Sequence microheterogeneity of parvalbumin, the major fish allergen.

The microheterogeneity of amino acid sequence observed in various allergens may affect immune response, but incidence of sequence microheterogeneity in allergens and its relation to their allergenicity are unclear. The occurrence of sequence microheterogeneity in major fish allergen, parvalbumin (PA), has been explored using bioinformatics approaches. 44% of 111 species with known PA sequence have PA isoforms. 41% of these species exhibit from 1 to 4 cases of PA sequence microheterogeneity, i.e. unique pairs of PA isoforms with sequence identity above 90%. 29% of 210 PA sequences studied are characterized by microheterogeneity. The occurrence of allergens among them is 2.5-fold higher than among other PAs. The incidence of sequence microheterogeneity within more allergenic ß isoform of PA is 2.0-fold lower than that for its less allergenic α isoform. 39 residues affected by PA microheterogeneity are concentrated in the region of helices A, B, F, while helices D and E are the most conservative region. 44% and 11% of the microheterogeneous substitutions are located in the species-specific and cross-reactive IgE-binding epitopes of PAs, respectively. 45% and 48% of the substitution cases are predicted to cause notable changes in protein disorder propensity and protein stability, respectively. Hence, the increased allergenicity rate among PAs having microheterogeneous isoforms can be related to differences in their IgE-binding caused directly or in an allosteric manner. Overall, sequence microheterogeneity is shown to be inherent to many of PAs and likely contributes to PA allergenicity.

The impact of alpha-N-acetylation on structural and functional status of parvalbumin.

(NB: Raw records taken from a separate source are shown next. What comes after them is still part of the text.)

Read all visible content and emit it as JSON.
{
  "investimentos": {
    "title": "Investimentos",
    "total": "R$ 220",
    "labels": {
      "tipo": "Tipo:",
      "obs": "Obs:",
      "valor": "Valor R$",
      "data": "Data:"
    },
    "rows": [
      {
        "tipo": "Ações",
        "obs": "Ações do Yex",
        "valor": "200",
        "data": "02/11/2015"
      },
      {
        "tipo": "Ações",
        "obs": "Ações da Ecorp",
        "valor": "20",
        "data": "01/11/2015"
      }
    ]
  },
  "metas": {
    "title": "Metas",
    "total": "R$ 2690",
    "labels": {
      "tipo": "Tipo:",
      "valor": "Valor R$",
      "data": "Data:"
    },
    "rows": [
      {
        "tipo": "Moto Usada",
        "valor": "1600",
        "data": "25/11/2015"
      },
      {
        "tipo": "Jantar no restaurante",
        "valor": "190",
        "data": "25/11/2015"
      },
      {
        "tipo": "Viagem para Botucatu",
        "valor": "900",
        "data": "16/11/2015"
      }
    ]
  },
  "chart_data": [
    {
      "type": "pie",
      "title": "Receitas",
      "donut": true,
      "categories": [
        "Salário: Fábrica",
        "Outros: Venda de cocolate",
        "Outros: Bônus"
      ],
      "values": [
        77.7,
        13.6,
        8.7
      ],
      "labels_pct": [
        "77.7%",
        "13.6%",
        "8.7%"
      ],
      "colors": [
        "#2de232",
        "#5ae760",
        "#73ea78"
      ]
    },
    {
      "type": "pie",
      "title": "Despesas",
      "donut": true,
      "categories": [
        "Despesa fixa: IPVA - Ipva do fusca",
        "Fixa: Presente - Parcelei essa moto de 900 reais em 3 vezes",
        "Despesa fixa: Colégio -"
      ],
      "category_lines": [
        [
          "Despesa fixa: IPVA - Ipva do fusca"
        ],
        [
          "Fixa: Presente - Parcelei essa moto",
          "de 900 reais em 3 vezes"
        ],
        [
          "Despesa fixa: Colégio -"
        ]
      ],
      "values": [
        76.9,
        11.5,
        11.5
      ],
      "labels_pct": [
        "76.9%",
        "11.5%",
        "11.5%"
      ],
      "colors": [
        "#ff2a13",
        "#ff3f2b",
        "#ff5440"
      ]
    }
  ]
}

The effect of alpha-N-acetylation (Nt-acetylation) on the properties of parvalbumin (PA), a Ca2+-binding relaxing factor of skeletal muscles and major food allergen, has been explored. Intact PA contains an N-terminal acetyl group which is absent in the protein expressed in Escherichia coli (rWT), as confirmed by mass spectrometry. Compared to intact pike α-PA, its rWT form exhibits essentially altered profile of thermal unfolding, lowered α-helicity, and decreased affinities to Ca2+ and Mg2+. The structural destabilization of the rWT protein results in lowered resistance to chymotryptic digestion and increased propensity to oligomerization. The rate constants of Ca2+ dissociation from the rWT PA are markedly increased, which indicates that Nt-acetylation modifies functional status of the protein. Rat α-PA demonstrates similar properties for intact and rWT forms. The drastic difference in the effects induced by Nt-acetylation in the PA orthologs can be rationalized by higher disorder level of AB domain in pike PA. Though evolution of PA's genes resulted in the protein sequences with highly divergent properties, Nt-acetylation unifies their functional properties. The structural stability conferred to PA by Nt-acetylation may contribute to its allergenicity. Overall, Nt-acetylation is shown to be a prerequisite for maintenance of structural and functional status of some parvalbumins.